Relationship between the Mandelbrot Algorithm and the Platonic Solids

TL;DR

This paper explores the geometric structures of 3D slices of the tricomplex Mandelbrot set, revealing connections to Platonic solids and constructing a dynamical system involving these shapes.

Contribution

It provides a geometric classification of the principal 3D slices of the tricomplex Mandelbrot set and links them to Platonic solids, including the tetrahedron and cube.

Findings

Firebrot is a regular tetrahedron.

Constructed the Stella octangula from Firebrot and its dual.
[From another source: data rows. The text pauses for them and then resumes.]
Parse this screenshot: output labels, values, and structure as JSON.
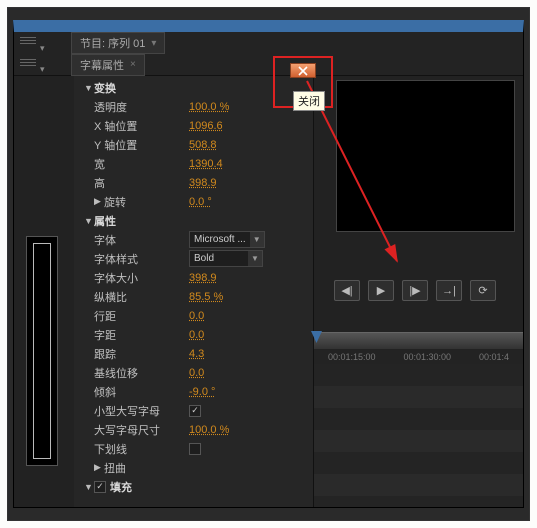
{
  "tabs": {
    "sequence": "节目: 序列 01",
    "titleprops": "字幕属性"
  },
  "tooltip": "关闭",
  "groups": {
    "transform": "变换",
    "rotation": "旋转",
    "attributes": "属性",
    "distort": "扭曲",
    "fill": "填充"
  },
  "props": {
    "opacity": {
      "label": "透明度",
      "value": "100.0 %"
    },
    "x": {
      "label": "X 轴位置",
      "value": "1096.6"
    },
    "y": {
      "label": "Y 轴位置",
      "value": "508.8"
    },
    "width": {
      "label": "宽",
      "value": "1390.4"
    },
    "height": {
      "label": "高",
      "value": "398.9"
    },
    "rotation_value": "0.0 °",
    "font": {
      "label": "字体"
    },
    "fontstyle": {
      "label": "字体样式"
    },
    "fontsize": {
      "label": "字体大小",
      "value": "398.9"
    },
    "aspect": {
      "label": "纵横比",
      "value": "85.5 %"
    },
    "leading": {
      "label": "行距",
      "value": "0.0"
    },
    "kerning": {
      "label": "字距",
      "value": "0.0"
    },
    "tracking": {
      "label": "跟踪",
      "value": "4.3"
    },
    "baseline": {
      "label": "基线位移",
      "value": "0.0"
    },
    "slant": {
      "label": "倾斜",
      "value": "-9.0 °"
    },
    "smallcaps": {
      "label": "小型大写字母"
    },
    "smallcapsize": {
      "label": "大写字母尺寸",
      "value": "100.0 %"
    },
    "underline": {
      "label": "下划线"
    }
  },
  "combos": {
    "font": "Microsoft ...",
    "fontstyle": "Bold"
  },
  "checks": {
    "smallcaps": "✓",
    "underline": "",
    "fill": "✓"
  },
  "timeline": {
    "t1": "00:01:15:00",
    "t2": "00:01:30:00",
    "t3": "00:01:4"
  }
}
Identified a 3D slice corresponding to a cube.

Abstract

This paper focuses on the dynamics of the eight tridimensional principal slices of the tricomplex Mandelbrot set: the Tetrabrot, the Arrowheadbrot, the Mousebrot, the Turtlebrot, the Hourglassbrot, the Metabrot, the Airbrot (octahedron) and the Firebrot (tetrahedron). In particular, we establish a geometrical classification of these 3D slices using the properties of some specific sets that correspond to projections of the bicomplex Mandelbrot set on various two-dimensional vector subspaces, and we prove that the Firebrot is a regular tetrahedron. Finally, we construct the so-called "Stella octangula" as a tricomplex dynamical system composed of the union of the Firebrot and its dual, and after defining the idempotent 3D slices of $\mathcal{M}_{3}$, we show that one of them corresponds to a third Platonic solid: the cube.